Comincia oggi pomeriggio la due giorni del convegno “Che fare? gli operatori sociali dentro la crisi”, promosso dal Centro territoriale Mammut, la rivista di pedagogia gli Asini e la rivista Lo straniero, nel Convento di San Domenico Maggiore a Napoli (v. il programma).

Ci sono molti modi per misurare la crisi delle politiche sociali. Ne propongo uno, certo parziale, ma che non lascia spazio a molte interpretazioni. Nel 2013 la risorse statali dedicate agli interventi sociali (quelle per intenderci del Fondo nazionale politiche sociali), ammontano a 4,9 euro per abitante. Si, non avete letto male, sono quasi cinque euro. Certo si tratta di risorse ancora incerte, perchè, a oggi, il decreto che ripartisce queste risorse (in tutto 295 milioni di euro) è fermo al Ministero dell’Economia, minacciato di nuovi tagli. In ogni caso non ci si può lamentare se consideriamo che nel 2012 le risorse statali stanziate sono state circa settanta centesimi per abitante.

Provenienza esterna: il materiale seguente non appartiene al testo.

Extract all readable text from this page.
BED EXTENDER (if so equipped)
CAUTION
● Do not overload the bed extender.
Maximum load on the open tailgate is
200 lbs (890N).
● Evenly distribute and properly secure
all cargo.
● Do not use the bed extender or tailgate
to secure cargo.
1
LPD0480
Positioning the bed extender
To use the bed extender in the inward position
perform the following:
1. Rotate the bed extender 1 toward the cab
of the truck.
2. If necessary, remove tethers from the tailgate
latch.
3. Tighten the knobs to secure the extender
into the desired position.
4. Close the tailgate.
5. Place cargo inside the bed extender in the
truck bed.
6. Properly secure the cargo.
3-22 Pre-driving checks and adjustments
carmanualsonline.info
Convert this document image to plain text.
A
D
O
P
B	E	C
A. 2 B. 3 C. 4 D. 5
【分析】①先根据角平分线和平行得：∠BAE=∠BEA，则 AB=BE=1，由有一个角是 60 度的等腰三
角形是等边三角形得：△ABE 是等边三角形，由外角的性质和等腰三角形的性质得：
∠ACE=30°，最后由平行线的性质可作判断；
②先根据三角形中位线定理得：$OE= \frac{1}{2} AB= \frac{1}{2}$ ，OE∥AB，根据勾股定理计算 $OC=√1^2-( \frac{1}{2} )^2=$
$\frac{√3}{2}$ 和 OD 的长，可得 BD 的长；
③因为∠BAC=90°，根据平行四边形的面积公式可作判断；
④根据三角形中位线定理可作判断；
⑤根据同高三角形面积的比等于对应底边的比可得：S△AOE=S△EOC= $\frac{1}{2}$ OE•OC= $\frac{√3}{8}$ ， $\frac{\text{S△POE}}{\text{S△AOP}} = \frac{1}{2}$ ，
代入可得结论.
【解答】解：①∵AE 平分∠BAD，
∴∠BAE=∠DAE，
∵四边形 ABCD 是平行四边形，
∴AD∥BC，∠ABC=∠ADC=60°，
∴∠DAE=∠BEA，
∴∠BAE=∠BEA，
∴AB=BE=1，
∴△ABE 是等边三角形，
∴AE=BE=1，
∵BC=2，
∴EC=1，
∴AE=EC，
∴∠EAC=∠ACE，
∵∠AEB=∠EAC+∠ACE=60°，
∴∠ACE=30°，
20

Chi opera nel sociale guarda ormai con nostalgia ai temi delle vacche grasse, quando ancora nel 2008, la quota statale ammontava a undici euro per abitante. Oggi la crisi e le politiche dell’austerità che colpiscono in maniera indiscriminata tutti i settori delle politiche pubbliche, tolgono ossigeno al sistema degli interventi e delle politiche sociali che mai è stato in buona salute. Un sistema da sempre schiacciato tra le voragini del sistema sanitario e l’intricato mondo del sistema pensionistico.

Le cause di questa fragilità strutturale sono tante. La prima è forse da ricercare in un approccio culturale che, nonostante le buone intenzioni, le lotte e l’adozione di un lessico sempre più specialistico, confonde la carità e l’assistenza con le politiche e gli interventi sociali. Ancora oggi, al di la di ogni sforzo, larga parte del sistema di assistenza materiale e immediata (dormitori,mense, centri di prima accoglienza) è affidata alle organizzazioni religiose che operano in virtù della completa assenza di politiche e interventi pubblici strutturali.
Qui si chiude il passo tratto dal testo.